The execution of such a project was, however, far from easy. It would have
been most unsafe for the emigrants to have divulged their true designs,
since these were not only unlawful, but would have been highly offensive
to the king, and yet they were too feeble to exist without the protection
of Great Britain, therefore it was necessary to secure for themselves the
rights of English subjects, and to throw some semblance at least of the
sanction of law over the organization of their new state. Accordingly, a
patent [Footnote: March 4, 1629.] was obtained from the crown, by which
twenty-five persons were incorporated under the name of the Governor and
Company of Massachusetts Bay in New England; and as the extent of the
powers therein granted has given rise to a controversy which is not yet
closed, it is necessary to understand the nature of that instrument in
order to comprehend the bearings of the bitter strife which darkens the
history of the first fifty years of the colony.
The germ of the written charter is so ancient as to be lost in obscurity.

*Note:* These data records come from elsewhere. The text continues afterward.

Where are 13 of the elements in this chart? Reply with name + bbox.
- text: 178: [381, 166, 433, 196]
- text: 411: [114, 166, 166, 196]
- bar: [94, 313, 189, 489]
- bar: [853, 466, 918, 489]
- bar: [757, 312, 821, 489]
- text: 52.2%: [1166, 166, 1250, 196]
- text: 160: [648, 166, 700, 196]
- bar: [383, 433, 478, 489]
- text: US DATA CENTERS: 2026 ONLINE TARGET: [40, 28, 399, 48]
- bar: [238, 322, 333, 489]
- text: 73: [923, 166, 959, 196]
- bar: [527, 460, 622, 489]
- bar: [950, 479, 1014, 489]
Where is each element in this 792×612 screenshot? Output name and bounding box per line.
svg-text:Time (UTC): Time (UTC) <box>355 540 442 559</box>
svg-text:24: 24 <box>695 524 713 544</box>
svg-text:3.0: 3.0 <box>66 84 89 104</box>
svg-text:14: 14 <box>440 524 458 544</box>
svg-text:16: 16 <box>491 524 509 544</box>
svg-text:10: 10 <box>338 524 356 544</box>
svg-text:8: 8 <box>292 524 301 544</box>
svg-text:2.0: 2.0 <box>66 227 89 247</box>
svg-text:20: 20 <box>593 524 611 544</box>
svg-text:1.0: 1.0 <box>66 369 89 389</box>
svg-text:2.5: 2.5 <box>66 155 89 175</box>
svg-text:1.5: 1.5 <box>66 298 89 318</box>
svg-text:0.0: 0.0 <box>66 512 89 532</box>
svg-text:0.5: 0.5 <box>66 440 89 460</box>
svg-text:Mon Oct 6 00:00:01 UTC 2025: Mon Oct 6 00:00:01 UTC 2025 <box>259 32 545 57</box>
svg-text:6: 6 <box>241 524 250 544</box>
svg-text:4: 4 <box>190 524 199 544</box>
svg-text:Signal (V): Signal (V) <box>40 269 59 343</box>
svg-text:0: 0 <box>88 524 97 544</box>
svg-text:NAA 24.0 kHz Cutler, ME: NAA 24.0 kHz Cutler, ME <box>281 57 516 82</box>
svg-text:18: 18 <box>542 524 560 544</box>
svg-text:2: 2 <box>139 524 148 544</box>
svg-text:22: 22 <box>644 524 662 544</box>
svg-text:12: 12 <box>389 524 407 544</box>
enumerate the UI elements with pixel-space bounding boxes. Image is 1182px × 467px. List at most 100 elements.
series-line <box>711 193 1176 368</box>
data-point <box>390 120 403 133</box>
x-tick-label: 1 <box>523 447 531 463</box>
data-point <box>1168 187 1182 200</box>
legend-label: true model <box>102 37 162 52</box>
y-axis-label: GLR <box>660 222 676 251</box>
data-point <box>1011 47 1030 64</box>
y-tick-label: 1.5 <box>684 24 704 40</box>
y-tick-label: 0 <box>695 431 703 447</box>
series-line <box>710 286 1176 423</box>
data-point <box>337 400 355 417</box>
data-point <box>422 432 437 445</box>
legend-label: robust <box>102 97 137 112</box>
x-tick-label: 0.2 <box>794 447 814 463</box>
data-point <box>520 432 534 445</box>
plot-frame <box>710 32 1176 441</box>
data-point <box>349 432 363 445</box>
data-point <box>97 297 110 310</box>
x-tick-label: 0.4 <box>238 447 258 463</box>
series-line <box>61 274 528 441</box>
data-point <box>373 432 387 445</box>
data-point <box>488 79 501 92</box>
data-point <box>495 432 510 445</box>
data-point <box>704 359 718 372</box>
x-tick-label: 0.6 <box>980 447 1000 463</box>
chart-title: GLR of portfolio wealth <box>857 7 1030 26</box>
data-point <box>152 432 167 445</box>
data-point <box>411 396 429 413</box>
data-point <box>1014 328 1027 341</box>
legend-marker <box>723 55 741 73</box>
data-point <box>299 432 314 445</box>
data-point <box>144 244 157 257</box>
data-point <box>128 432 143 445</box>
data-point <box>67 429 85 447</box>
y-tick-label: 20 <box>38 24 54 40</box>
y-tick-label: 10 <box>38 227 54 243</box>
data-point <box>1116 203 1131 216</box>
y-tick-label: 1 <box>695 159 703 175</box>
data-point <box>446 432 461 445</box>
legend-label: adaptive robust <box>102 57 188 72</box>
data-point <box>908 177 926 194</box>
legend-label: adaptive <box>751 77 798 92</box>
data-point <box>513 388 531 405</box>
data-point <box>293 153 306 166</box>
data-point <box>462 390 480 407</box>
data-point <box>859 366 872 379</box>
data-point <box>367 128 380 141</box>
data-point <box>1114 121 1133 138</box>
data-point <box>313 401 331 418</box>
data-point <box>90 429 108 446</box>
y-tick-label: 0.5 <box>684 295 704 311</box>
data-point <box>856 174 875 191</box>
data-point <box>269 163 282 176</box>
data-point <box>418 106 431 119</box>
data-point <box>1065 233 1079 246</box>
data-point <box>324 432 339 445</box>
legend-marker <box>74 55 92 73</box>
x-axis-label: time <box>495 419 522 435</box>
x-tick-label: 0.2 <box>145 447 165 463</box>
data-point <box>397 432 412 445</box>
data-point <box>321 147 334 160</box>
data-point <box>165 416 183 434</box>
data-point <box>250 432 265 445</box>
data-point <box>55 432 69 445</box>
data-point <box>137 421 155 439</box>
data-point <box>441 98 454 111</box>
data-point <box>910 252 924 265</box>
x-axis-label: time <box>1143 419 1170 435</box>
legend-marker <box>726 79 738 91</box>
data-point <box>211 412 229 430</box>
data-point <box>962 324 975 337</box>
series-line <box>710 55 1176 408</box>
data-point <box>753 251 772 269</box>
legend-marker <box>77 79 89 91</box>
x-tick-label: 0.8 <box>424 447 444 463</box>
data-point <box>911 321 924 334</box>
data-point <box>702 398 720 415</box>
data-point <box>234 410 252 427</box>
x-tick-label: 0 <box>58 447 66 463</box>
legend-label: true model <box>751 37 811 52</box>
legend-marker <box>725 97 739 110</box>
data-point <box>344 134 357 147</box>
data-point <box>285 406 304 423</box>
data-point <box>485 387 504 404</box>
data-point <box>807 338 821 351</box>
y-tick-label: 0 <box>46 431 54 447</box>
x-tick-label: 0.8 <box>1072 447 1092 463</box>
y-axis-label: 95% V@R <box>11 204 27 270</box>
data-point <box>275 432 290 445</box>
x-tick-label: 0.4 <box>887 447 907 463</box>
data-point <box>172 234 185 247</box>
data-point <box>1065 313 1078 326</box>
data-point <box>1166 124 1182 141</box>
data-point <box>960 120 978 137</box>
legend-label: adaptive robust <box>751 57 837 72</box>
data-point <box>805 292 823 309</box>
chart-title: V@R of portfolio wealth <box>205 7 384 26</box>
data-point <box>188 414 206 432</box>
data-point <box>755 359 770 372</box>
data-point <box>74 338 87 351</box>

During the Middle Ages, oppression was, speaking generally, the accepted
condition of society, no man not noble having the right in theory, or the
power in practice, to control his own actions without interference from
his feudal superior. Under such circumstances the only hope for the weak
was to combine, and most of the early triumphs of freedom were won by
combinations of commons against some noble, or of nobles against a king.